Pointing out that cases of fraud would not be easily detected without technical assistance, it said that these teams would also go into the details of encroachment of government land, whether recorded as state land or transferred to development authorities/ agencies. These teams would also identify the instances wherever there have been wrongful implementation of the Act and Rules thereunder, as it stood at that time, it said, requesting the court to modify its judgement dated October 9 last “for the same would be in the interest of justice’’.
The UT government’s decision to seek review of High Court’s judgement on Roshni Act, according to many has come in the wake of saffron party facing the heat in the ongoing DDC polls wherein people are angry with it over administration’s cancellation of mutations of state land earlier done in their favour. In this context, sources referred to Choudhary Lal Singh, former minister and leader of the Dogra Swabhiman Sanghthan, who has been appealing people to vote against BJP to get back their land whose mutations have been cancelled by the administration recently on ground of its being state land.
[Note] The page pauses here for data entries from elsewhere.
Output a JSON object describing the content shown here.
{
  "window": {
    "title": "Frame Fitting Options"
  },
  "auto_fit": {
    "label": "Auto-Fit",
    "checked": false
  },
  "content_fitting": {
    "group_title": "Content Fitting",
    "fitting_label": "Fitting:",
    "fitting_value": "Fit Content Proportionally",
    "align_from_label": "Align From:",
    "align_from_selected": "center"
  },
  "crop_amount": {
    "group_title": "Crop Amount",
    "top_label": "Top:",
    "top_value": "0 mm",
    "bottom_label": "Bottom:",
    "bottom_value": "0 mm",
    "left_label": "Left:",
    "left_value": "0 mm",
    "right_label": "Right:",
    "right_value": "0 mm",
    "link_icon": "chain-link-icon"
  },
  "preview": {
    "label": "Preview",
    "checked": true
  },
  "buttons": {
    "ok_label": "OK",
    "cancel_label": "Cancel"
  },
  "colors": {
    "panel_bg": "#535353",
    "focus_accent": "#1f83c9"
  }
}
Advocate Sheikh Shakeel, counsel for Prof S K Bhalla, attributed the decision to the realization that implementing high court judgement was going to hit only the BJP interests. In Jammu district, of the 44,000 kanals of state land regularized under Roshni, Muslims have been vested ownership rights in respect to only 1,180 kanal, he pointed out, adding that it is for anybody’s guess as to who were the beneficiaries of over 42,000 kanals of land.
Ankur Sharma, Chairman of IkkJutt Jammu and who had through a PIL sought declaration of Roshni Act as unconstitional and void, said that there was no need for the administration to file a review petition as it could have easily vested ownership of state land being cultivated by landless peasants straightway under provisions of the Agrarian Reforms Act since 1971 girdwari stands entered in their name by the revenue officials.
BJP’s chief spokesperson Sunil Sethi said that the party in principle opposes any sort of encroachment on state land and welcomes the declaration of Roshni Act as void. Pointing out that he was yet to see the review petition filed by the administration, he said that the government may have sought a review of the judgement to avoid inconvenience to landless peasents and homeless people who too have got small landholdings under the Act.